I Remember: Readings and Responses

Brainard really does remember it all. Using hundreds of concise, targeted, nostalgic sentences, the intensely personal recollections propel an intimate reading forward with forceful velocity. It is not a book which is easy to press pause upon, nor is it comfortable to read in one sitting. Because of the relentless outpouring of memories, only briefly punctuated by lengthier anecdotes, all of which malleably twist time between objective history and subjectively recalled lived experience, the piece is challenging in removing any traditional sense of development or arc. It starts as it finishes, but the journey Brainard takes us on isn’t just his. It’s ours. In his writing we also see ourselves, and while Brainard ends by telling us he couldn’t pronounce ‘mirror’, it’s precisely this object which he is holding up to the reader. It’s as much what he’s remembered as it is what we’ve forgotten.

Chosen Passage:
I remember daydreams of living in a treehouse.
I remember daydreams of saving someone from drowning and being a hero.
I remember daydreams of going blind and how sorry everyone would feel for me.
I remember daydreams of being a girl and of the beautiful formals I would have.
I remember daydreams of leaving home and getting a job and an apartment of my own.
I remember daydreams of being discovered by a Hollywood agent who would send me to a very special place in California where they ‘re-do’ people. (Very expensive). They’d cap my teeth and make my hair look great and make me gain weight and give me muscles and I’d come out looking great. On my way to being a star. (But first I’d go home and shock everybody).
I remember daydreams of a doctor who (on the sly) was experimenting with a drug that would turn you into a real stud. All very “hush hush.” (As it was illegal). There was a slight change that something might go wrong, and that I’d end up with a really giant cock, but I was willing to take that chance.


It’s rare that Brainard couples together this many thoughts under a consistent qualification of what he remembers, but the series of daydreams (p.96-97) accelerate in a cumulative way both in style and substance. They start with innocent child-like dreams of treehouses and boyhood heroism, but swiftly turn to adult conceit, vanity, and ultimately gambling his own health on the daydreams promised by experimental drugs. As the daydreams become more fantastic, the style matches them in complexity and pace but in the finish collapses in the limbic discord between seen and unseen. The treehouse as a place to hide becomes transformed into the ‘hush hush’ hiding of black market medicine only via time spent being ‘re-done’ in California. Brainard frequently takes this approach with the qualifiers of what he remembers, starting with an object, but transforming it through recollection. It’s not just that he saves the person from drowning, it’s that he becomes a hero. It’s not just the dream of being a girl, it’s the beautiful formals he’d have. It echoes how memory itself wraps around lived experience. How we don’t just remember things, we remember what those things were combined with us.
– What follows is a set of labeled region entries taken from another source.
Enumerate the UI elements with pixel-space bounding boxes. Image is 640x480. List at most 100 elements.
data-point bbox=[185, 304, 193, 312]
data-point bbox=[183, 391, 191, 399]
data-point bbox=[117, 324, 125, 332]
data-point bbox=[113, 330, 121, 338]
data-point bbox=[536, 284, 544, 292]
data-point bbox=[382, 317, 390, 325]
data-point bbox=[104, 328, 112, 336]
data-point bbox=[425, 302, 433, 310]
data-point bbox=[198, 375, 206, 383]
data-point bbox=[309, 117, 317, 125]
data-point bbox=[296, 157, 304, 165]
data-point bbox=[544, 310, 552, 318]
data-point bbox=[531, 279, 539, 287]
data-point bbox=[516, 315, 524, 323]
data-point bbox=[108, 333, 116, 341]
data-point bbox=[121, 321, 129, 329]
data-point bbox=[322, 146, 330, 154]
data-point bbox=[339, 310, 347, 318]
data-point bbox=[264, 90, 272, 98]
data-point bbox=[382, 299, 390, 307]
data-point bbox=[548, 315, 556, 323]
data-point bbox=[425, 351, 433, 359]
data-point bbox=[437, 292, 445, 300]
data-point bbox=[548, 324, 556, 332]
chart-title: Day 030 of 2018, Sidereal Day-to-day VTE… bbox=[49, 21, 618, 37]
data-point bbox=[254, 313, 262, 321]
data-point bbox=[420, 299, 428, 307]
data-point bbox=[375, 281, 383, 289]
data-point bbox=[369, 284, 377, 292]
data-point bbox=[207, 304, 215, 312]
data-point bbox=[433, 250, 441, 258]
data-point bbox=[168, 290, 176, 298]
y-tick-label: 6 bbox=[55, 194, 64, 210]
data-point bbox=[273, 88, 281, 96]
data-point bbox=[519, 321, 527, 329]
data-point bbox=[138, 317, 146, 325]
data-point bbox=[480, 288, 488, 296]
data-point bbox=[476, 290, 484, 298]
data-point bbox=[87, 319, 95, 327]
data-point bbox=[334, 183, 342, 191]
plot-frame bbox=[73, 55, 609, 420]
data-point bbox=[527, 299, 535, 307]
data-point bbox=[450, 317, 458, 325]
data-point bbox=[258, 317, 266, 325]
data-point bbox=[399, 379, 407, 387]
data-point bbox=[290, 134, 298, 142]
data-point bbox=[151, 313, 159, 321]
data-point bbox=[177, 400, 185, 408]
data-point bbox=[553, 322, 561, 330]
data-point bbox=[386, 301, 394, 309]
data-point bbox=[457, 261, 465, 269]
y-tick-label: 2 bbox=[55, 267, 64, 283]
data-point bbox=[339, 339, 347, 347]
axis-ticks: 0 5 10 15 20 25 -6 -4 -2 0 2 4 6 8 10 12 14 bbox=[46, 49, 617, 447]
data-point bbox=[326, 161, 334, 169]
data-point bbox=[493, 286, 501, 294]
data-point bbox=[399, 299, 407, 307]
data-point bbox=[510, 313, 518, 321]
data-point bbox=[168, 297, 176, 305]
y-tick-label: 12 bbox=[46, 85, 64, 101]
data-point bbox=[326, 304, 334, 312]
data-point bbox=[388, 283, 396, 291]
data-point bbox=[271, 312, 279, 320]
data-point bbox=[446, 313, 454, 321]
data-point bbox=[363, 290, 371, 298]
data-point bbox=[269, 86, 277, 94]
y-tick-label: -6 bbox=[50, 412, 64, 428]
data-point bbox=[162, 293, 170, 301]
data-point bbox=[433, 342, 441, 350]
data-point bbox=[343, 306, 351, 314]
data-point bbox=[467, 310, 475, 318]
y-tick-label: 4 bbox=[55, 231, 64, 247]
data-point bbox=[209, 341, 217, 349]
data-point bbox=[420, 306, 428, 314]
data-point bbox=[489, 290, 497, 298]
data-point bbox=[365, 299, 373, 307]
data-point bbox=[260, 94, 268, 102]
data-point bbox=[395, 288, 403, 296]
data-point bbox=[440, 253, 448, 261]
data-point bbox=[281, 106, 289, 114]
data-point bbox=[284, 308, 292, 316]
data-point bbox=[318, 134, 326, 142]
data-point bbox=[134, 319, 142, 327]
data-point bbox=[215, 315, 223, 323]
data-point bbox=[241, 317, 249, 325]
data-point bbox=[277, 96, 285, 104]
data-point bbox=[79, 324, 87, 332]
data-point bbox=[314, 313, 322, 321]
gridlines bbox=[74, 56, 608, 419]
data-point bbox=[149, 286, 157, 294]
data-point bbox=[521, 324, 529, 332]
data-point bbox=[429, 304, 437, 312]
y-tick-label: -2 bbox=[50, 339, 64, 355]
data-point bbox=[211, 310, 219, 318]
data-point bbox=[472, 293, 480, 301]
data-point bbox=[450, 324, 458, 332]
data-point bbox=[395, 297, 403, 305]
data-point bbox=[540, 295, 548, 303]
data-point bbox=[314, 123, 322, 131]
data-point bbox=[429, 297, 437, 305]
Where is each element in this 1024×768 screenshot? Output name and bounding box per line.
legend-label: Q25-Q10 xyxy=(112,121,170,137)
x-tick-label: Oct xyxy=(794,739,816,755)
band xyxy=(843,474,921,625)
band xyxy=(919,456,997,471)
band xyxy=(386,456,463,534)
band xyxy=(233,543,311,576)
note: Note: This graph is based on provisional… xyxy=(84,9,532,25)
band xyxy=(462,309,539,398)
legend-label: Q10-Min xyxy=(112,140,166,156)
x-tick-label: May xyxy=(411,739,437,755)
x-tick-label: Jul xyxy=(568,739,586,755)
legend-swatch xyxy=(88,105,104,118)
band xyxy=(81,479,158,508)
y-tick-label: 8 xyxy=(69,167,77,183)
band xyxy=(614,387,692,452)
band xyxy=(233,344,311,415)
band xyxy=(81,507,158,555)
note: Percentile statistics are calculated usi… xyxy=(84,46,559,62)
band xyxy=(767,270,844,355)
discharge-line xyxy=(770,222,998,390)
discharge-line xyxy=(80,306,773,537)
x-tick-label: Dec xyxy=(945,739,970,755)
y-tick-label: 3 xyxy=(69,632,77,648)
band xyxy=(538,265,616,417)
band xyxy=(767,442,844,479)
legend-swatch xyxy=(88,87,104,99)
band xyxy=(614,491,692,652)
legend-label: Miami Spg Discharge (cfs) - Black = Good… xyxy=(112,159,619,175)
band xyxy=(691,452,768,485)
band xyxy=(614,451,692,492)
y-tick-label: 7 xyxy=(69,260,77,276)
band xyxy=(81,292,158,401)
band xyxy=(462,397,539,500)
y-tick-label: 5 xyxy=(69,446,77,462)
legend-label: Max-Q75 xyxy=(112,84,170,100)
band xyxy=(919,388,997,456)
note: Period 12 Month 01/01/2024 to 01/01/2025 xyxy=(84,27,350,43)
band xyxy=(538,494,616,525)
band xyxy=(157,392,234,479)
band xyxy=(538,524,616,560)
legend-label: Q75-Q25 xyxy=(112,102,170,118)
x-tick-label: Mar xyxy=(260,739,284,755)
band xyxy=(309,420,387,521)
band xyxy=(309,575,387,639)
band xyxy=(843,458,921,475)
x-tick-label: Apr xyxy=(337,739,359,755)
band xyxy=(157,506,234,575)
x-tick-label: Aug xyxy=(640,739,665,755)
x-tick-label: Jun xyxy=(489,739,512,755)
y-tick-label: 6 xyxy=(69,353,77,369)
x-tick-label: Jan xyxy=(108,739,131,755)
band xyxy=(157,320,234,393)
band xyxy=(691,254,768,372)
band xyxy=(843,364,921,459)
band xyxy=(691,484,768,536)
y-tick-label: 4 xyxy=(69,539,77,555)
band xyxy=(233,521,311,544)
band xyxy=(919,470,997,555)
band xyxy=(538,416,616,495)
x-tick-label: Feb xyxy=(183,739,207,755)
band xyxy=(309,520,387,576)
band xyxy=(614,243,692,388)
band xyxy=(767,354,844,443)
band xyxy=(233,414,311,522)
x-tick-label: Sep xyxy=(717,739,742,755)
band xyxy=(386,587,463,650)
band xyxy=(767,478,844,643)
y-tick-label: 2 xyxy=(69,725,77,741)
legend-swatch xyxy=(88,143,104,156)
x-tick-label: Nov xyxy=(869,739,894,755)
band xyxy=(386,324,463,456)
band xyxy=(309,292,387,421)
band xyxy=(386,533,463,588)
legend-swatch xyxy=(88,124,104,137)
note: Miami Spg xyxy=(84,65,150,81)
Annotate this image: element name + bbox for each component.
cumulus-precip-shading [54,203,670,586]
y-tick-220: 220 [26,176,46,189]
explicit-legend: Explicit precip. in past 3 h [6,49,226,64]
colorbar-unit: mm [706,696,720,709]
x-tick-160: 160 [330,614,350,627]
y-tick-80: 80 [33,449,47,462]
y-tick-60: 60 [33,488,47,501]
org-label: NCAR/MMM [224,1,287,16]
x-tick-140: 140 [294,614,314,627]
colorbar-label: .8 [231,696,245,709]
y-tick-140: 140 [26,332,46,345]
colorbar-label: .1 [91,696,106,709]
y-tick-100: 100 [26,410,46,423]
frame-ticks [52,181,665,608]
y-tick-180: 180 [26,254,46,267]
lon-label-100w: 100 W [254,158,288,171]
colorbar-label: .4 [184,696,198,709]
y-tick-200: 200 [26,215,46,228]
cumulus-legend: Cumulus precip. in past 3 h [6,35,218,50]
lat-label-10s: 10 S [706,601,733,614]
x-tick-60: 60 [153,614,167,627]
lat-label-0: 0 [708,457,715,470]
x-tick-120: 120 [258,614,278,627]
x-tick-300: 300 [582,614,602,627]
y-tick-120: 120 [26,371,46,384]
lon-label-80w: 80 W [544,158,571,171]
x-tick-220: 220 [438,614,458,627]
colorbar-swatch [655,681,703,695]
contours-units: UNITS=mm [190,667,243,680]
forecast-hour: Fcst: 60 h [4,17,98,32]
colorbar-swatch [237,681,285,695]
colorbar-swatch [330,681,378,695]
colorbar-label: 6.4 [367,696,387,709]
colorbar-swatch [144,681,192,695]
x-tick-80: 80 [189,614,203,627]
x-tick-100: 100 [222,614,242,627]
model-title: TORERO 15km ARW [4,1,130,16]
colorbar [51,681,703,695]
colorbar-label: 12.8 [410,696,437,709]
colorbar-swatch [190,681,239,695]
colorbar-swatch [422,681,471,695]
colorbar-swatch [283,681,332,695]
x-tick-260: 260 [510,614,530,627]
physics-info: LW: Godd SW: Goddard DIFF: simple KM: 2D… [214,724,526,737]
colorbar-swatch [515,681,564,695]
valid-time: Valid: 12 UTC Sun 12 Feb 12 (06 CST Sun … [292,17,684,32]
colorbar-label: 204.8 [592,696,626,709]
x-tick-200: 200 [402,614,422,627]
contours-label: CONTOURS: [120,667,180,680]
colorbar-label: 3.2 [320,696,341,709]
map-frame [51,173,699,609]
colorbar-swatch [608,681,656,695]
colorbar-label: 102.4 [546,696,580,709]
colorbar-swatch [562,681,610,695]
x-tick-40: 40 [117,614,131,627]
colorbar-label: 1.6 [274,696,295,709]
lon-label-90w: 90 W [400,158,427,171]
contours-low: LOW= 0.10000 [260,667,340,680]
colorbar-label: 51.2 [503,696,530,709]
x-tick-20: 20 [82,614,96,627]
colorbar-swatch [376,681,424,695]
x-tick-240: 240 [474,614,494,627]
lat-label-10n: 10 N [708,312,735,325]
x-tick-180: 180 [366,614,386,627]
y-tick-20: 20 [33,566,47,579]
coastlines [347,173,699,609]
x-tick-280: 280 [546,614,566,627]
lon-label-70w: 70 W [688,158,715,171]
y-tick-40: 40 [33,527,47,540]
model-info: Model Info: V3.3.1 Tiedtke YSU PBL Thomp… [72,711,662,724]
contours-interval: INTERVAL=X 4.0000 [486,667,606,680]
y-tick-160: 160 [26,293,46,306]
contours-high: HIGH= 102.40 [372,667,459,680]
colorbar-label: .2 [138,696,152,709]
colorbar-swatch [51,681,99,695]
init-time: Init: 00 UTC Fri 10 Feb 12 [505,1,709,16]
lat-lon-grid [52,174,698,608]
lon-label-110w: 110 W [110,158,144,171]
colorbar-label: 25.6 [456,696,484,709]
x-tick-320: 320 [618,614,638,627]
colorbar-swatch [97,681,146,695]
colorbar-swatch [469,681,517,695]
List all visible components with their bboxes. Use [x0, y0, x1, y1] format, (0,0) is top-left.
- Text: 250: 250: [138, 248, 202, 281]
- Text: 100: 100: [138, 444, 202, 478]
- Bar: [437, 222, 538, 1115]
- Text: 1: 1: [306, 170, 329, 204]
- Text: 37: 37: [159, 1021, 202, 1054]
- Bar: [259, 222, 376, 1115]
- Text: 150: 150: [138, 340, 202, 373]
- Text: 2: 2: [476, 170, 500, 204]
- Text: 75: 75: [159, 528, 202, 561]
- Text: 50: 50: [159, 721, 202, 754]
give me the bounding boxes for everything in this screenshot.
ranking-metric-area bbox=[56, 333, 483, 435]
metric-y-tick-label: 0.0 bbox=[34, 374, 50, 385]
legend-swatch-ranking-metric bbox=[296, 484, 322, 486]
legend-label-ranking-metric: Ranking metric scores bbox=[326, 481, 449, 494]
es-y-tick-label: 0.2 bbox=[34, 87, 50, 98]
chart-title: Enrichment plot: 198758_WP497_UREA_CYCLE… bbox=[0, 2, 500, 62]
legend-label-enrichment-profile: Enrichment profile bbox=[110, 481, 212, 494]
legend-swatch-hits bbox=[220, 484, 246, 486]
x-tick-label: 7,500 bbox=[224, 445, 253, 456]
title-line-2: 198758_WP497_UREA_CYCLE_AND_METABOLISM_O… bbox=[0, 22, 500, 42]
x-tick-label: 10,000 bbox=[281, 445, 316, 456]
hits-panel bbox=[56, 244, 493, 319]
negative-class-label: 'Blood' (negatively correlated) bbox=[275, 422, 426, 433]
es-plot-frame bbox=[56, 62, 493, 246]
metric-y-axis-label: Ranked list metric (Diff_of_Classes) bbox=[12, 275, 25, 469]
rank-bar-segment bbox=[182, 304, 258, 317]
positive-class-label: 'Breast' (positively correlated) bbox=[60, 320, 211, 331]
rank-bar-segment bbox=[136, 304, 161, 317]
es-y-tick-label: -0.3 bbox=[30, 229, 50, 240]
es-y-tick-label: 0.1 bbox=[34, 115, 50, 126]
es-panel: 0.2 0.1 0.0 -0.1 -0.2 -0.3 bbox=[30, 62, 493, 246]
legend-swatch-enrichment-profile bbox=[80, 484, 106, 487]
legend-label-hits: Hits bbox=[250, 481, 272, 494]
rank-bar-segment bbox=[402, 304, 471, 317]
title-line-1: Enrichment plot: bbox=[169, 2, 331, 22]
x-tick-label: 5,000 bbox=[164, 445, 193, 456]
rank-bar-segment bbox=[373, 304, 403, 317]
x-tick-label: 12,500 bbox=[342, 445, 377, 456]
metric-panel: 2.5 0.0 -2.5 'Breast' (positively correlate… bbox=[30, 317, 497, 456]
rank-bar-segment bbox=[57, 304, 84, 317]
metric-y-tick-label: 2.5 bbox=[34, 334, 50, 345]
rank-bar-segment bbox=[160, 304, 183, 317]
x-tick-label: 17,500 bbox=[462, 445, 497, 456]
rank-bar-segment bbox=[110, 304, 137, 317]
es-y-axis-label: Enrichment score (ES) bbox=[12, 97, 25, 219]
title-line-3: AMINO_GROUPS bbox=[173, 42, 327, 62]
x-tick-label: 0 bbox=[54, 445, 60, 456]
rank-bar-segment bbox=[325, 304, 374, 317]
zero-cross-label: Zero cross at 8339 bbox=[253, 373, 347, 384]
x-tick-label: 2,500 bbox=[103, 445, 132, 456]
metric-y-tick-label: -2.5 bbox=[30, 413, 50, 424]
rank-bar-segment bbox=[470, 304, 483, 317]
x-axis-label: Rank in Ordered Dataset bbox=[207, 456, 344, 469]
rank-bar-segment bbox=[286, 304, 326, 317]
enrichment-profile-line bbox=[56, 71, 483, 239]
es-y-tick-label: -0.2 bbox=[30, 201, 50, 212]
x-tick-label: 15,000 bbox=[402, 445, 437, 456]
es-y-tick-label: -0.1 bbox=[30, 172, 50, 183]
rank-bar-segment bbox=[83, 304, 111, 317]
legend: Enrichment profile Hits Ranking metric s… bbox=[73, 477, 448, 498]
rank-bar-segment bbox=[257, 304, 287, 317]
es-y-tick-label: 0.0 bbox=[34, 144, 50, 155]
As a technical choice, this qualification allows Brainard to not just recall something in the world, but to reconcile it and place it adjacent to his own emotional experience. It moves the writing from objective diary to intimate experience, and pulls us closer as readers. Brainard combines this technique with a disorienting sense of time and space, where we are never truly sure of where we are within his, or our, recollections. We often recognize the object of his remembrance, but are drawn closer when his emotional experience also matches our own. When he writes ‘I remember continuing my return address on envelopes to include ‘The Earth’ and ‘The Universe’ it isn’t that I recognize that as something I also used to do, it’s that I know exactly what that felt like to do. It’s the same thought as Alan Bennett wonderfully writes in his play The History Boys, “The best moments in reading are when you come across something – a thought, a feeling, a way of looking at things – that you'd thought special, particular to you. And here it is, set down by someone else, a person you've never met, maybe even someone long dead. And it's as if a hand has come out, and taken yours.” A technique where Brainard firmly grasps the reader’s hand, and drags us through not just his memories, but also our own.